There is our Father in heaven, whose name is hallowed. The God who is completely other to us, and yet – if only we could see – whose glory fills the earth.

There is the eternal Son of God, the Lord Jesus Christ, God with us – not a place, but a person, where God touches earth. Jesus is called ‘Emmanuel’, which means ‘God is withu us’.

And it is in communion with Jesus, as friends of Jesus, that we see God.
Jesus said to Philip, ‘Whoever has seen me has seen the Father’.
Jesus is the meeting place where God touches earth.

It is when we see Jesus that we realise that we are lost, that we are sinful and that we desperately need God.
It is when we come to Jesus that we receive forgiveness and cleansing.
And it is when we come to Jesus that we hear the word of God.

Jesus is the person in whom God touches the earth

And the Holy Spirit is the one who, we are told, proceeds from the Father. 
He is the one who the Father sends, the glory of God who fills the universe. 
He is the one who comes to us and witnesses to us about the truth of the Father, and the truth of Jesus Christ, the Son of God. 
And when the Holy Spirit comes to us, and we welcome the Spirit into us, so we find that we are sent.

I’m not saying that we find all this in Isaiah 6.

We find most of what I have said about the three persons of Father, Son and Holy Spirit in John’s gospel.

For instance, in John 3, we have the Father who nobody can see,  (Jesus says, ‘no one can see the Kingdom of God without being born from above), and who loves the world that he created;
we have the unique Son of God who God (the Father) sent into the world to save the world, who was with the Father from before time  – Jesus, the meeting point, where God touches earth.
And we have the Holy Spirit, invisible and yet the one who gives us life and enables us to see the Kingdom of God, to see the glory of God.

Three persons, One God, working in each other and through each other, with one source, one nature, one glory, one goal, one desire and one love.


Isaiah is given a glimpse of God and he is given a glimpse of the worship of heaven.

This is worship that is awesome and true and therefore powerful (the temple shakes at the worship of the angels)

Our worship is so feeble in contrast, our words so pathetic; but if it comes from a heart that is beginning to understand the holiness, otherness of God and yet also the love of God, and that longs to see more of God and to worship God, it is OK.

When we come together, or when we are on our own, and we choose to put aside time to worship God, to declare his holiness and his otherness, and his presence on earth – then we are not creating worship, as if God would not be worshipped if we were not there.

Instead, we are joining in with the worship of heaven.
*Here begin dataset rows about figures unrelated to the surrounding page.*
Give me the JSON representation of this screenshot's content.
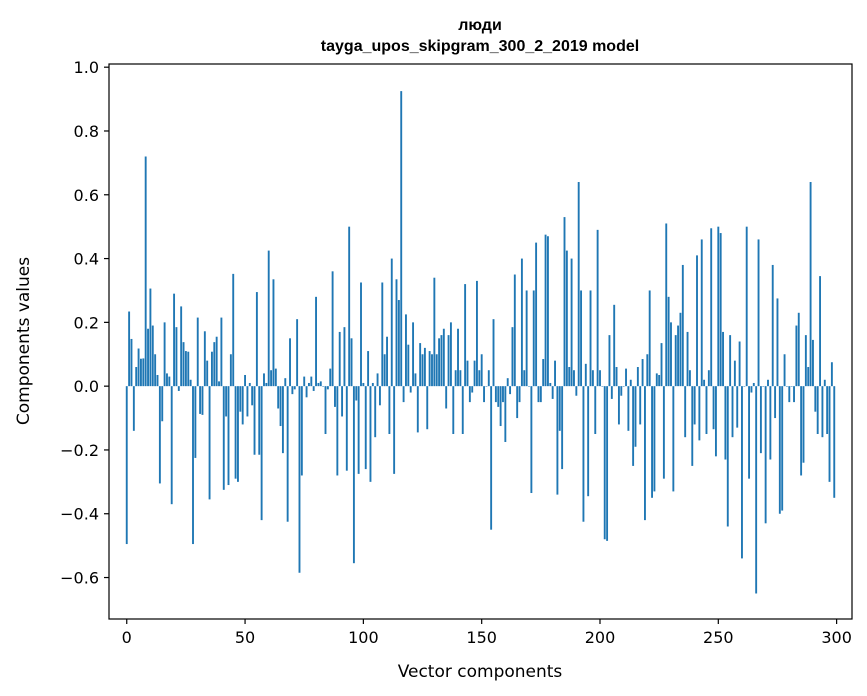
{
  "chart_data": {
    "type": "bar",
    "title_line1": "люди",
    "title_line2": "tayga_upos_skipgram_300_2_2019 model",
    "xlabel": "Vector components",
    "ylabel": "Components values",
    "xlim": [
      -7.5,
      306.5
    ],
    "ylim": [
      -0.73,
      1.01
    ],
    "xticks": [
      0,
      50,
      100,
      150,
      200,
      250,
      300
    ],
    "xtick_labels": [
      "0",
      "50",
      "100",
      "150",
      "200",
      "250",
      "300"
    ],
    "yticks": [
      -0.6,
      -0.4,
      -0.2,
      0.0,
      0.2,
      0.4,
      0.6,
      0.8,
      1.0
    ],
    "ytick_labels": [
      "−0.6",
      "−0.4",
      "−0.2",
      "0.0",
      "0.2",
      "0.4",
      "0.6",
      "0.8",
      "1.0"
    ],
    "bar_color": "#1f77b4",
    "values": [
      -0.495,
      0.234,
      0.148,
      -0.14,
      0.06,
      0.118,
      0.086,
      0.087,
      0.72,
      0.18,
      0.306,
      0.19,
      0.1,
      0.035,
      -0.305,
      -0.11,
      0.2,
      0.04,
      0.03,
      -0.37,
      0.29,
      0.185,
      -0.015,
      0.25,
      0.138,
      0.11,
      0.108,
      0.02,
      -0.495,
      -0.225,
      0.215,
      -0.087,
      -0.09,
      0.172,
      0.08,
      -0.355,
      0.108,
      0.138,
      0.155,
      0.015,
      0.215,
      -0.325,
      -0.095,
      -0.31,
      0.1,
      0.352,
      -0.29,
      -0.3,
      -0.08,
      -0.12,
      0.035,
      -0.095,
      0.01,
      -0.06,
      -0.215,
      0.295,
      -0.215,
      -0.42,
      0.04,
      0.01,
      0.425,
      0.05,
      0.335,
      0.055,
      -0.07,
      -0.125,
      -0.21,
      0.025,
      -0.425,
      0.15,
      -0.025,
      -0.01,
      0.21,
      -0.585,
      -0.28,
      0.03,
      -0.035,
      0.01,
      0.03,
      -0.015,
      0.28,
      0.01,
      0.015,
      0.0,
      -0.15,
      -0.01,
      0.055,
      0.36,
      -0.065,
      -0.28,
      0.17,
      -0.095,
      0.185,
      -0.265,
      0.5,
      0.15,
      -0.555,
      -0.045,
      -0.275,
      0.325,
      0.01,
      -0.26,
      0.11,
      -0.3,
      0.01,
      -0.16,
      0.04,
      -0.06,
      0.325,
      0.1,
      0.155,
      -0.15,
      0.4,
      -0.275,
      0.335,
      0.27,
      0.925,
      -0.05,
      0.225,
      0.13,
      -0.02,
      0.2,
      0.04,
      -0.145,
      0.135,
      0.1,
      0.12,
      -0.135,
      0.11,
      0.1,
      0.34,
      0.1,
      0.15,
      0.16,
      0.18,
      -0.07,
      0.16,
      0.2,
      -0.15,
      0.05,
      0.18,
      0.05,
      -0.15,
      0.32,
      0.08,
      -0.05,
      -0.02,
      0.08,
      0.33,
      0.05,
      0.1,
      -0.05,
      0.0,
      0.05,
      -0.45,
      0.21,
      -0.05,
      -0.065,
      -0.125,
      -0.05,
      -0.175,
      0.025,
      -0.025,
      0.185,
      0.35,
      -0.1,
      -0.05,
      0.4,
      0.05,
      0.3,
      0.0,
      -0.335,
      0.3,
      0.45,
      -0.05,
      -0.05,
      0.085,
      0.475,
      0.47,
      0.01,
      -0.04,
      0.08,
      -0.34,
      -0.14,
      -0.26,
      0.53,
      0.425,
      0.06,
      0.4,
      0.05,
      -0.03,
      0.64,
      0.3,
      -0.425,
      0.07,
      -0.345,
      0.3,
      0.05,
      -0.15,
      0.49,
      0.05,
      0.0,
      -0.48,
      -0.485,
      0.16,
      -0.04,
      0.255,
      0.06,
      -0.12,
      -0.03,
      0.0,
      0.055,
      -0.14,
      0.02,
      -0.25,
      -0.19,
      0.06,
      -0.12,
      0.085,
      -0.42,
      0.1,
      0.3,
      -0.35,
      -0.33,
      0.04,
      0.035,
      0.135,
      -0.29,
      0.51,
      0.28,
      0.2,
      -0.33,
      0.16,
      0.19,
      0.23,
      0.38,
      -0.16,
      0.17,
      0.05,
      -0.25,
      -0.12,
      0.41,
      -0.17,
      0.46,
      0.02,
      -0.15,
      0.05,
      0.495,
      -0.135,
      -0.22,
      0.5,
      0.48,
      0.17,
      -0.23,
      -0.44,
      0.16,
      -0.16,
      0.08,
      -0.13,
      0.14,
      -0.54,
      0.0,
      0.5,
      -0.29,
      -0.02,
      0.01,
      -0.65,
      0.46,
      -0.21,
      0.0,
      -0.43,
      0.02,
      -0.23,
      0.38,
      -0.1,
      0.275,
      -0.4,
      -0.39,
      0.1,
      0.0,
      -0.05,
      0.0,
      -0.05,
      0.19,
      0.23,
      -0.28,
      -0.24,
      0.16,
      0.06,
      0.64,
      0.145,
      -0.08,
      -0.15,
      0.345,
      -0.16,
      0.02,
      -0.15,
      -0.3,
      0.075,
      -0.35
    ]
  }
}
And when we say ‘Holy Holy Holy is the Lord of hosts’ we are but echoing the worship of the angels.

Can you hear them ..!

We are adding our ‘amen’ (which means ‘so be it’) to their prayer.

And maybe today we do this as a duty, but one day, when we glimpse God, his authority and holiness and glory, his presence with us in Jesus Christ and his love and forgiveness and cleansing, then our hearts will fill and explode with joy, and together with the angels and with all creation we will acclaim:

“Holy, holy, holy is the Lord of hosts; The whole earth is full of His glory.”